A month ago he told me, "Did you hear they have a new synthetic fuel that can save a million barrels of oil a day?"

"No," I said. "What is it?"

"After-shave lotion. Some professor at MIT discovered that after-shave lotion contains alcohol. He devised a method of taking the perfume out of it through a cracking process, and what's left can be burned in a car."

"Great," I said. "When will they start making it?"

"Right now the price is too high. A pint of Faberge after-shave will cost you $25, but if the OPEC countries keep raising their rates the prices will soon be competitive."

A few days later he came back. "Well, it's all over for the Arabs. A geologist in Colorado has just developed a method of squeezing oil out of asphalt roads. He was able to get one quart of crude out of a mile of asphalt. He figures with all the asphalt roads in America we should be self-sufficient by 1989, and we can tell Iran to go to hell."

"I knew they'd come up with something. Wait a minute! If they dig up all the asphalt roads in the United States there will be nothing for the cars to drive on."

"Exactly! That's where the big conservation savings will come. He's just applied for a grant from the Department of Energy."

"To continue his research?"

"No, for bail money. They arrested him for digging up a stretch of U.S. Highway 70."

I didn't hear from Carbuncle for a week. Then he called me excitedly on the phone.

"There is a man in New Jersey who has perfected a system to make coal out of gold. One ton of gold will give you one ton of soft-burning coal."

"Great! How does it work?"

"Once you get the gold you put it in a blast furnace of 1,500 degrees. This produces a gas, which you siphon off. The residue at the bottom of the furnace hardens and looks just like coal. You scrape it up and shape it in pellets. A ton of it can get you through the winter. The beauty is that coal made from gold doesn't pollute the air."

"It sounds like the answer," I said.

A few days later the phone rang again. Carbuncle said, "You been watching television?"


"There's a guy on the 'Today' show who runs his car on Tabasco sauce. He says he mixes three gallons of Tabasco with one gallon of no-lead, and a tank of fuel lasts him a month."

"Tabasco does have a kick to it," I admitted.

"You bet your sweet life it does. He told Tom Brokaw all the oil companies know about it, but won't use it because they're afraid it will cut into their profits."

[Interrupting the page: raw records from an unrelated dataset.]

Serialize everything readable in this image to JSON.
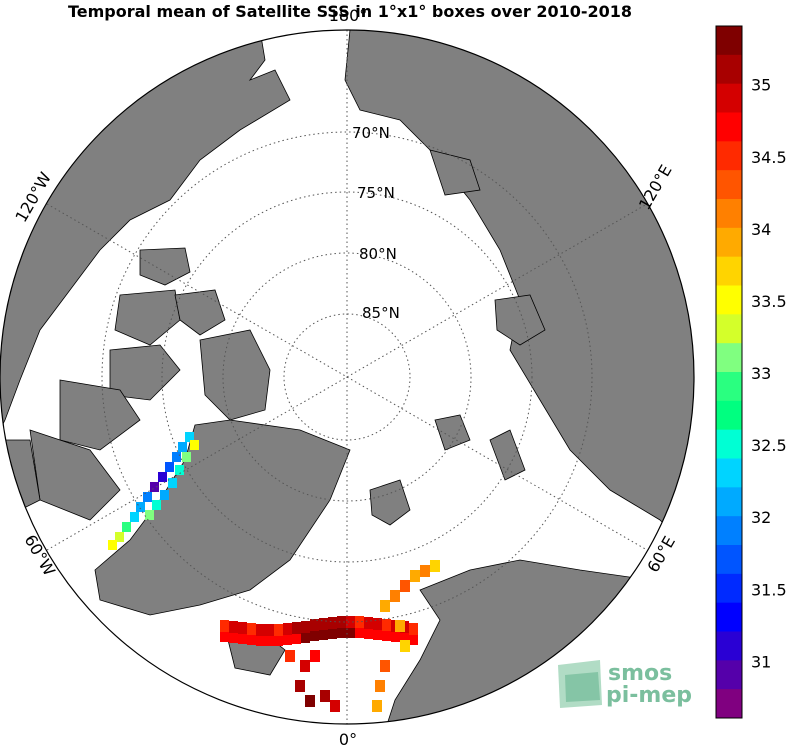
{
  "title": "Temporal mean of Satellite SSS in 1°x1° boxes over 2010-2018",
  "latitude_labels": [
    "70°N",
    "75°N",
    "80°N",
    "85°N"
  ],
  "longitude_labels": {
    "top": "180°",
    "bottom": "0°",
    "left_upper": "120°W",
    "left_lower": "60°W",
    "right_upper": "120°E",
    "right_lower": "60°E"
  },
  "colorbar": {
    "ticks": [
      "35",
      "34.5",
      "34",
      "33.5",
      "33",
      "32.5",
      "32",
      "31.5",
      "31"
    ],
    "colors_top_to_bottom": [
      "#7f0000",
      "#a80000",
      "#d40000",
      "#ff0000",
      "#ff2a00",
      "#ff5500",
      "#ff8000",
      "#ffaa00",
      "#ffd400",
      "#ffff00",
      "#d4ff2a",
      "#80ff80",
      "#2aff80",
      "#00ff80",
      "#00ffd4",
      "#00d4ff",
      "#00aaff",
      "#0080ff",
      "#0055ff",
      "#002aff",
      "#0000ff",
      "#2a00d4",
      "#5500aa",
      "#800080"
    ]
  },
  "colors": {
    "land": "#808080",
    "ocean": "#ffffff",
    "graticule": "#555555"
  },
  "logo": {
    "line1": "smos",
    "line2": "pi-mep"
  }
}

Yesterday carbuncle called again. "The energy crisis is over. A 14-year-old boy scout in Pasadena rubbed two sticks together and managed to get a fire out of it. The National Academy of Science duplicated the experiment and it works. This country has enough sticks to light every home in the United States for 2,000 years."

"Yeh, but what do you burn after the fire gets started?" I asked.

Carbuncle replied, "Furniture. It's cheaper now than heating oil."